Blanquer fait sa rentrée en arabe

S’il y a bien un ministre qui semblait tenir le cap dans ce gouvernement En Marche, c’était Jean-Michel Blanquer, tant il prônait un retour aux fondamentaux de l’instruction, à même de faire trembler les membres de la majorité présidentielle. Cependant, il semble désormais bien acquis que la bonne volonté et le dynamisme sont trop faibles pour pouvoir enrayer l’inertie du système, et que la bien-pensance qu’il véhicule finit par avoir raison des êtres les plus raisonnables.

Cette nouvelle rentrée de septembre vient de prouver avec fracas que Jean-Michel Blanquer courait le sérieux risque d’être la prochaine victime de la perversion de l’esprit.

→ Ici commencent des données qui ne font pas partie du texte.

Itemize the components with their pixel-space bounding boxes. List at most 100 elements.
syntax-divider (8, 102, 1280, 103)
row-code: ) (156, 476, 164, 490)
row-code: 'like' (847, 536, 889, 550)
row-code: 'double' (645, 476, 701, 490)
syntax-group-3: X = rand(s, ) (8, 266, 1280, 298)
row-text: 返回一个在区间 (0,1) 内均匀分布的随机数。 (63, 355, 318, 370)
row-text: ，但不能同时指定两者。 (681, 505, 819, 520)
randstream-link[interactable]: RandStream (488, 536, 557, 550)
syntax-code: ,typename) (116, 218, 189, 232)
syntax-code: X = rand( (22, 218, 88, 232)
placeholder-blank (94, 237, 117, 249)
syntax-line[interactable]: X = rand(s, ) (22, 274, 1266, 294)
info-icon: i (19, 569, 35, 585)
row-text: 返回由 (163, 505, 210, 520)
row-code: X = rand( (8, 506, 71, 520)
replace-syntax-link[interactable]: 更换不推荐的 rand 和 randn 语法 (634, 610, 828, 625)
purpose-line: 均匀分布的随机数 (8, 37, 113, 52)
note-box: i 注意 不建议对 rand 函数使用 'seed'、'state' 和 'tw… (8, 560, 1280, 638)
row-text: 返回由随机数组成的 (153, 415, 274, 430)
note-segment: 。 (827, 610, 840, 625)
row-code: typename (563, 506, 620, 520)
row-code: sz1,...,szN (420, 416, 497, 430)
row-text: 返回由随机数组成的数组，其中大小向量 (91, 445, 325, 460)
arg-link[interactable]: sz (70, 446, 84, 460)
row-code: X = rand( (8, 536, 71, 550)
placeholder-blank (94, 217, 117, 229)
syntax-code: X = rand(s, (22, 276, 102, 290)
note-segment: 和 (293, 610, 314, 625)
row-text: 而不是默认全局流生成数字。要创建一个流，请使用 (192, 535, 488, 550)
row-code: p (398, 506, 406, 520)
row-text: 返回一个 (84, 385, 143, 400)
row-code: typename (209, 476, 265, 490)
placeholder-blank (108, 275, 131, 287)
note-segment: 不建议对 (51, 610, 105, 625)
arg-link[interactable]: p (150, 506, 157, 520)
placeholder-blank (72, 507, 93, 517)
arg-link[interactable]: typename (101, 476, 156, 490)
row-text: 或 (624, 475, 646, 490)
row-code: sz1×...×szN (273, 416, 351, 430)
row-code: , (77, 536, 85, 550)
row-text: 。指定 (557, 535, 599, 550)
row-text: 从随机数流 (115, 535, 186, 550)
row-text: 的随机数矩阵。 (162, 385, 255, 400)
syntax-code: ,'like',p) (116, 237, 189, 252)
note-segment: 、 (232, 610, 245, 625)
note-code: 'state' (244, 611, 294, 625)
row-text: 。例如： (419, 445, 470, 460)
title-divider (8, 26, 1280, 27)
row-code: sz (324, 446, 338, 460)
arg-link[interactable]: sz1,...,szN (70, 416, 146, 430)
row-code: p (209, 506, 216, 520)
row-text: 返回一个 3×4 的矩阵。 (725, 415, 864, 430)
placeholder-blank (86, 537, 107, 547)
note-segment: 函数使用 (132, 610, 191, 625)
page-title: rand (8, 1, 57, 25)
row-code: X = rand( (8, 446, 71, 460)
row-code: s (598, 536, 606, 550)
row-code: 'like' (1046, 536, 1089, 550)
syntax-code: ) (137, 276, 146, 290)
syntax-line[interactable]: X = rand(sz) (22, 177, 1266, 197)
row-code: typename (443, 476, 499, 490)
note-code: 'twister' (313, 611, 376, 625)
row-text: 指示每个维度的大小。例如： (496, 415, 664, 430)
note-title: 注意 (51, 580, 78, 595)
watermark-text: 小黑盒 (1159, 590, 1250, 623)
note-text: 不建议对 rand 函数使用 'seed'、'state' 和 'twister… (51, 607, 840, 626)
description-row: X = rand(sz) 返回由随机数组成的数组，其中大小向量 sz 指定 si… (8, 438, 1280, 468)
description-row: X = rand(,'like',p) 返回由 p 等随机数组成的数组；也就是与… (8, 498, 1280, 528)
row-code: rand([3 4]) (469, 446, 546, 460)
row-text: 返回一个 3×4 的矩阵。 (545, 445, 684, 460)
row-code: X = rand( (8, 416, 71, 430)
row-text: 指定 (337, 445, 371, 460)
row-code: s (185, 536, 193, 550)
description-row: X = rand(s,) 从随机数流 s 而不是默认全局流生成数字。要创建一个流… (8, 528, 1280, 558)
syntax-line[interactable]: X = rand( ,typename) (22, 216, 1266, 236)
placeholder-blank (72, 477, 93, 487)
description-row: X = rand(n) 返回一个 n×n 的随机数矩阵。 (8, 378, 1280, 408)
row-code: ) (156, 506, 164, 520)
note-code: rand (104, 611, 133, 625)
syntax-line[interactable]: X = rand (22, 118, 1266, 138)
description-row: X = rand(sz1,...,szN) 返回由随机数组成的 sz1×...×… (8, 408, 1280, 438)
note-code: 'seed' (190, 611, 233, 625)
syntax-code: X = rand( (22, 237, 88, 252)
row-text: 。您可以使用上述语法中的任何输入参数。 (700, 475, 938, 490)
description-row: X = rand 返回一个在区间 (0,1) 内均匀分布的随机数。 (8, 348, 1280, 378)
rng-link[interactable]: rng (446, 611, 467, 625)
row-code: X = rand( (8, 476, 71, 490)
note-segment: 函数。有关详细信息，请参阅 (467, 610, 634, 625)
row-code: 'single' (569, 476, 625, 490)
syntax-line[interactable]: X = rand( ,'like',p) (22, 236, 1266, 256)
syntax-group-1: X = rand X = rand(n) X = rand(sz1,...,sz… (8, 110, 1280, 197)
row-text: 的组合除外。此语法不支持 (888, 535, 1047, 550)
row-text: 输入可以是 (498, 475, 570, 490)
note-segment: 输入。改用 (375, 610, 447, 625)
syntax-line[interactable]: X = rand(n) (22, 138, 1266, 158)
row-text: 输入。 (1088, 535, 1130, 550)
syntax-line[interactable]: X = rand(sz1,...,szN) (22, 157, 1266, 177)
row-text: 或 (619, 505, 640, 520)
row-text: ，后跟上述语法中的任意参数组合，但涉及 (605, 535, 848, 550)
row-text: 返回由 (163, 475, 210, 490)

En effet, le ministère de l’Education nationale vient d’annoncer en ce début de mois de septembre que ce sont 190.000 classes supplémentaires qui seraient dédoublées, soit près de trois fois plus que l’an passé, le ministre prévoyant même de passer à 300.000 classes dédoublées en 2019. Le pire, c’est ce que ce dédoublement concerne uniquement les quartiers dits en difficulté, baptisés sobrement de quartiers d’éducation prioritaire. Car visiblement pour le reste de la France, l’éducation n’est plus une priorité. En effet comment comprendre qu’il y ait des classes supplémentaires en sous-effectif ouvertes en banlieue, quand dans le même temps plus de 200 classes rurales ferment et laissent la place à des regroupements pédagogiques communaux essayant de drainer les élèves de différents cantons dans une même et seule école ?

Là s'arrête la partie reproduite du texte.